Compared with other test equipment, DXA showed no change with age among Asian women [11]. Recently, we reported significant associations of thigh CT CSA with muscle strength [34].
For BIA, changes associated with the physical condition such as fluid balance and body temperature fluctuated during the day, resulting in reduced accuracy of BIA [35]. CT could be a better form of assessment because of its accuracy, reproducibility, and objectivity; it also enables the simultaneous measurement of the muscle mass and quality [36]. CT is useful in diagnosing the severity of sarcopenia by simultaneously evaluating CSA and CTV. Regarding the amount of radiation exposure, as only a single slice is scanned, we consider that there is no problem in terms of the radiation levels [10]. In addition single slice leg CT scanning takes only about five minutes.
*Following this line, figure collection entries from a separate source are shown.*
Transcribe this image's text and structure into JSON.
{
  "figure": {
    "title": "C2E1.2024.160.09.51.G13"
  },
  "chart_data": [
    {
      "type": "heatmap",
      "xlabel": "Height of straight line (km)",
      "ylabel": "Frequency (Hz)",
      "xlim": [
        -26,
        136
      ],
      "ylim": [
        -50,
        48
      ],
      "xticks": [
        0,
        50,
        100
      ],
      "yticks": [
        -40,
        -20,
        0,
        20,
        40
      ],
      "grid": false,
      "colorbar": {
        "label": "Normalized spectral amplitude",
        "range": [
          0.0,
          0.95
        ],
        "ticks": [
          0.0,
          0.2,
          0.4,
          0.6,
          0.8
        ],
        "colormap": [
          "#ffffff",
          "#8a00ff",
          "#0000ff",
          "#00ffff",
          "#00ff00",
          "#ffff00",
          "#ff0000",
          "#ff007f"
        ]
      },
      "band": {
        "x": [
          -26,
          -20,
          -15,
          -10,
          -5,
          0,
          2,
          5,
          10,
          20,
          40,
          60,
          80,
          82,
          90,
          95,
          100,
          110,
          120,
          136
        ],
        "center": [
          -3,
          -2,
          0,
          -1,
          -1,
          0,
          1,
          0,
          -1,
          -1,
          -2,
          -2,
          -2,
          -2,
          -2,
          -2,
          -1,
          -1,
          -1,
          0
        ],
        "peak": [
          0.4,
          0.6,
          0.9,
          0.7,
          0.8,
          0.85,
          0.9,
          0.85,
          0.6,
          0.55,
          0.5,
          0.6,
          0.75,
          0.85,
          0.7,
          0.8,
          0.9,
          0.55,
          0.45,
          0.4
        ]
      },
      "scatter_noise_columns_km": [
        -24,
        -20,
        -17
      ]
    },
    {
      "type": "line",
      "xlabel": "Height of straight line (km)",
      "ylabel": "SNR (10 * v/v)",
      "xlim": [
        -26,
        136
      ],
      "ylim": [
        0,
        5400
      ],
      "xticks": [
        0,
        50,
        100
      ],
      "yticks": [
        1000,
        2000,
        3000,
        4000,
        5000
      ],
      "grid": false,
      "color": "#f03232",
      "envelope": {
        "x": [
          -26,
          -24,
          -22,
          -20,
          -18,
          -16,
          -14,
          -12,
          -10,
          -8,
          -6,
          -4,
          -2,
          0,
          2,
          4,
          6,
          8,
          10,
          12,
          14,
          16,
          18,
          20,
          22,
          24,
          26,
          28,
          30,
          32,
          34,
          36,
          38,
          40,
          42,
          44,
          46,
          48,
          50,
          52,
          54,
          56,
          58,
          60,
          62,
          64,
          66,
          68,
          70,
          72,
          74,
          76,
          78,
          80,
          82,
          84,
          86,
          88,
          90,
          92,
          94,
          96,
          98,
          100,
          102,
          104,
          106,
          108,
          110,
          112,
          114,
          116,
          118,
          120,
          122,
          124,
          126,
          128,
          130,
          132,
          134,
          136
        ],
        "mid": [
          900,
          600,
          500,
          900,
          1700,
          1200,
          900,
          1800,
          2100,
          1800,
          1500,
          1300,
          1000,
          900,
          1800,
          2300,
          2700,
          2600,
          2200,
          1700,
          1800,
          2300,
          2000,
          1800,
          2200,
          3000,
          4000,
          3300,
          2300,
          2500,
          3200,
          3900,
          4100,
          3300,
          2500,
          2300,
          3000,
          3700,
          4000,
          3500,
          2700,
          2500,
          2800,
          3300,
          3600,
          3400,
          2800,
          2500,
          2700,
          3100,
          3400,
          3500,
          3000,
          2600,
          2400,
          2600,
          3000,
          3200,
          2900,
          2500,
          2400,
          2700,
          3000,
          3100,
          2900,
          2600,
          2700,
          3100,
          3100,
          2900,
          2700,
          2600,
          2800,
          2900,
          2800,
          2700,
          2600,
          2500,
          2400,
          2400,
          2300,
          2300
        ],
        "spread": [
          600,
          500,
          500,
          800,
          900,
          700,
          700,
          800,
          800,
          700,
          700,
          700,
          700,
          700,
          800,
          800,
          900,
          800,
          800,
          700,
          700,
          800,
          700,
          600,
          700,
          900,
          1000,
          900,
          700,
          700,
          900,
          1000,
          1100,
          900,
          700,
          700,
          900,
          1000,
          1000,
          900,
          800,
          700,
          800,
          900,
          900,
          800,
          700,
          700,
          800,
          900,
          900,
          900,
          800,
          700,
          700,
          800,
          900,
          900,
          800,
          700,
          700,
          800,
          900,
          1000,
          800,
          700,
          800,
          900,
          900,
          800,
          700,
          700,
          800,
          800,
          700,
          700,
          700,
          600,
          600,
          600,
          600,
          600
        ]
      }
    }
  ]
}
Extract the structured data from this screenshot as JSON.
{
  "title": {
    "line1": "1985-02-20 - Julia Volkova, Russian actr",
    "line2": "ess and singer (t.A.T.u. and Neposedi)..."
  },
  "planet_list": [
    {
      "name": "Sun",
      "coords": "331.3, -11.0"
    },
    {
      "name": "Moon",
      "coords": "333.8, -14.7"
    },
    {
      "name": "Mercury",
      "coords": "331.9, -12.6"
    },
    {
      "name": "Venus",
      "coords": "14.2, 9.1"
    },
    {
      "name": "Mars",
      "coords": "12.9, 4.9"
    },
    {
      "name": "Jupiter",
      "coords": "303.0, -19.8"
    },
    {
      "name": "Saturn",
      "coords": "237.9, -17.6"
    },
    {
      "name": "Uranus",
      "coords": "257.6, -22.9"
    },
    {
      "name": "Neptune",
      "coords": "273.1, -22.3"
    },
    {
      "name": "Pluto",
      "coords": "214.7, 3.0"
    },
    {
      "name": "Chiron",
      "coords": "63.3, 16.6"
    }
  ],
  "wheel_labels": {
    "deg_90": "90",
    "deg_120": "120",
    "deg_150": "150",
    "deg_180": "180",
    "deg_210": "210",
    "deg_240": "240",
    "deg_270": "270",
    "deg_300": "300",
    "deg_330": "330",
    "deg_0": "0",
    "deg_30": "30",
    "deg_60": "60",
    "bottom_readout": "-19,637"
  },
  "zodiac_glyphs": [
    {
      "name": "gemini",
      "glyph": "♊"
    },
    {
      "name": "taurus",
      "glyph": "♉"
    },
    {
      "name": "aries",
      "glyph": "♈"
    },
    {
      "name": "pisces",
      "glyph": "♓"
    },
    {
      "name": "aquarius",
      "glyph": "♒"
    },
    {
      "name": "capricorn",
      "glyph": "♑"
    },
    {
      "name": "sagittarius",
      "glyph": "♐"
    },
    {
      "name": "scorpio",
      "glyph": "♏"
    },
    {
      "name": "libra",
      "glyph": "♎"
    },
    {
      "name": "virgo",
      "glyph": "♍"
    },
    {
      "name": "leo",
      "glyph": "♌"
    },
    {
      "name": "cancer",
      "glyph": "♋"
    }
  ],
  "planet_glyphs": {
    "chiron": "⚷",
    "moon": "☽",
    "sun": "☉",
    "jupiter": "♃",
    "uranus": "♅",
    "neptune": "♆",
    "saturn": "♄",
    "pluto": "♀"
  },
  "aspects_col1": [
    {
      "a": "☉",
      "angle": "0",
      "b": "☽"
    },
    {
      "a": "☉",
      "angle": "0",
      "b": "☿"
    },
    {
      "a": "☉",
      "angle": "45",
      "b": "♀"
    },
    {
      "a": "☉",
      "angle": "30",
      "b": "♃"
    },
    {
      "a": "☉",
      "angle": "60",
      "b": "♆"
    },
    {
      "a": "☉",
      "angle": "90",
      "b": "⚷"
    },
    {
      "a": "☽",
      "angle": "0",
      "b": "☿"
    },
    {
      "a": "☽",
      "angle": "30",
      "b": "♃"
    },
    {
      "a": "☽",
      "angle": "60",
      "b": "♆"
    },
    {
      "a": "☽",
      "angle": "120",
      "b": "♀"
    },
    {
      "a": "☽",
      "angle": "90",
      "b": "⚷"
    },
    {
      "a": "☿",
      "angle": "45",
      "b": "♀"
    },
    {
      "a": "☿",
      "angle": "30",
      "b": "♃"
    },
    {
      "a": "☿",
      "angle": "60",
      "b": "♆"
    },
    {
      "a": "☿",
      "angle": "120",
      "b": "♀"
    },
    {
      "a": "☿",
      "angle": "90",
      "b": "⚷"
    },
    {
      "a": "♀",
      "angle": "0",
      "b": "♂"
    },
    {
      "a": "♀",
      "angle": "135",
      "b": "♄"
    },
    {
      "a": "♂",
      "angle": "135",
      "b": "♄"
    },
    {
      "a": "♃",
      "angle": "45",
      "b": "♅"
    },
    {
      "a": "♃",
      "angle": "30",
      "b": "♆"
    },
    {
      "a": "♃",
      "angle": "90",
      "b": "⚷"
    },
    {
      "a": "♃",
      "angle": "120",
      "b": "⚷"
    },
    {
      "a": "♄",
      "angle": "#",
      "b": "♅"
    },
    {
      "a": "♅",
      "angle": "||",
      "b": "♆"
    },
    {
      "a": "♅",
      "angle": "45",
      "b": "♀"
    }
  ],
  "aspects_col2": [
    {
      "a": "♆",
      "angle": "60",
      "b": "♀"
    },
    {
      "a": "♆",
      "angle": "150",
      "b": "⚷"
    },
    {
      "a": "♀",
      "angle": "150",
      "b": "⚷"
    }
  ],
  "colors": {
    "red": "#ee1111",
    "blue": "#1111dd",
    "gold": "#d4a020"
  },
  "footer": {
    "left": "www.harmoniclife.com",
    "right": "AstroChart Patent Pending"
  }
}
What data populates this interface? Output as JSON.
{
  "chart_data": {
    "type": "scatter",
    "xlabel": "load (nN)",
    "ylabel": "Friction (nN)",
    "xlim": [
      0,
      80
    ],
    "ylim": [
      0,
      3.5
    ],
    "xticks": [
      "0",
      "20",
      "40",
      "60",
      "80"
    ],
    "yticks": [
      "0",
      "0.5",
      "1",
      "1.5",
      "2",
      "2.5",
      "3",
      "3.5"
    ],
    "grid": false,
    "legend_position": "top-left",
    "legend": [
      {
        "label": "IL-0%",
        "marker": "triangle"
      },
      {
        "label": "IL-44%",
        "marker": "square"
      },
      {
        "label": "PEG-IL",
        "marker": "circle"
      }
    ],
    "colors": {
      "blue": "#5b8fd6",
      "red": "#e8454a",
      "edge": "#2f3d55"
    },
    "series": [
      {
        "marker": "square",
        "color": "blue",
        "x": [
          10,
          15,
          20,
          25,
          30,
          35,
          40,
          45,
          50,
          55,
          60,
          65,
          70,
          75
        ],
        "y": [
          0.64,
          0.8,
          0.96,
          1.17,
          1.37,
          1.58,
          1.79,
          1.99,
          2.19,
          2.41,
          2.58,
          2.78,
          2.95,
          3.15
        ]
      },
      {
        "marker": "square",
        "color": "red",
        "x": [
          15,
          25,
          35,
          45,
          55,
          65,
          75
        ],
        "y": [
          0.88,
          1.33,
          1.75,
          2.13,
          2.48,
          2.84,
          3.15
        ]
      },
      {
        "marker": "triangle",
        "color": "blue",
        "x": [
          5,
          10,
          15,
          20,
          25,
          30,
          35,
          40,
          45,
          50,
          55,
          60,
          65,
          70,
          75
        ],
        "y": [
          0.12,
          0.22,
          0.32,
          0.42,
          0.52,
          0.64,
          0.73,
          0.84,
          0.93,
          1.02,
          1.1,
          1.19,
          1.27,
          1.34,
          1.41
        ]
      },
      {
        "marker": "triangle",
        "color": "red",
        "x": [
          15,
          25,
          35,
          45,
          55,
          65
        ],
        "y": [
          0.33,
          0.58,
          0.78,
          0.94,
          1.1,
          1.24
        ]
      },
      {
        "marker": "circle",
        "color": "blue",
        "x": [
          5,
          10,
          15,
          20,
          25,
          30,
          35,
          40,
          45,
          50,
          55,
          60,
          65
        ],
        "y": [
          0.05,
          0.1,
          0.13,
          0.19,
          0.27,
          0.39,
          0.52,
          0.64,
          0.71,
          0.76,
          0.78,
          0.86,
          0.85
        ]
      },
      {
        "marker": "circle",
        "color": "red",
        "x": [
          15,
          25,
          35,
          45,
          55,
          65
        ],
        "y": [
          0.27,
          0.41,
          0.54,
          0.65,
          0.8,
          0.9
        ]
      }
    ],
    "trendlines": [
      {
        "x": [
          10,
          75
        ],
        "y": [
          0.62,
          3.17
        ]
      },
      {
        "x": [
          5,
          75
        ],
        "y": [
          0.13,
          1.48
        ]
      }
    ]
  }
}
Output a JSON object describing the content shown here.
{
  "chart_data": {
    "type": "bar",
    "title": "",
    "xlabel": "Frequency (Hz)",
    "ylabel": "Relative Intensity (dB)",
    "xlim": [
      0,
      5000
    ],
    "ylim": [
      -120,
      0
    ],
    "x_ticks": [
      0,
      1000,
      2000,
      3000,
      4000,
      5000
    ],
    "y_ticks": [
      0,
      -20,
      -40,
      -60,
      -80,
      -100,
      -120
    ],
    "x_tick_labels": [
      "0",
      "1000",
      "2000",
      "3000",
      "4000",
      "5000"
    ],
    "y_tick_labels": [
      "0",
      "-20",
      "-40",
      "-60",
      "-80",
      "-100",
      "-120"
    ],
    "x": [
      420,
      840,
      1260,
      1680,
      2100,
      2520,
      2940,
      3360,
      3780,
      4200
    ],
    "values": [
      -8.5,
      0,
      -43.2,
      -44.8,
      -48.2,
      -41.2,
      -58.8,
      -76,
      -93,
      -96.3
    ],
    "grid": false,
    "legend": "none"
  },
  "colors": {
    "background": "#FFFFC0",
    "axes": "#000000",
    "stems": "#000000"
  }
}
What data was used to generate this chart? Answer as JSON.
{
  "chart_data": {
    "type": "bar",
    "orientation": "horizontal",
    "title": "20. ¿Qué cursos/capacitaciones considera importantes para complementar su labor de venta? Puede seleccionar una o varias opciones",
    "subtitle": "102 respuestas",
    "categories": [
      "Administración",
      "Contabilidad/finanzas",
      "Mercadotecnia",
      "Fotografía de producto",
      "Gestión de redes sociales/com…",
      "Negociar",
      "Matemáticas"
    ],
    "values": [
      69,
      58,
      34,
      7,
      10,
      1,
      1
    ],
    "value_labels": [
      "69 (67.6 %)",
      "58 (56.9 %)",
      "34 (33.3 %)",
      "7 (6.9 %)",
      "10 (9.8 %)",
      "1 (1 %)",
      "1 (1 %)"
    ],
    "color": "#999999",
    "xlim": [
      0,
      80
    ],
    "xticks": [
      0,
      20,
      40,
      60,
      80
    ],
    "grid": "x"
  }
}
There were limitations to the present study. First, the sample size was relatively small. Second, this was a cross-sectional study and changes caused by natural progress or therapeutic intervention could not be evaluated. Further study is required to determine whether or not the changes occurred as a result of exercise therapy, nutritional guidance, and pharmacotherapy. Third, this study did not include large-scale data of CSA and CTV from each age group of the general population without sarcopenia, and therefore, the healthy control information was weak. Thus, analysis using a large-scale epidemiological study is required.
As noted in the EWGSOP2, our results showed that CT may be used to diagnose sarcopenia more accurately and understand the pathology in greater detail [8].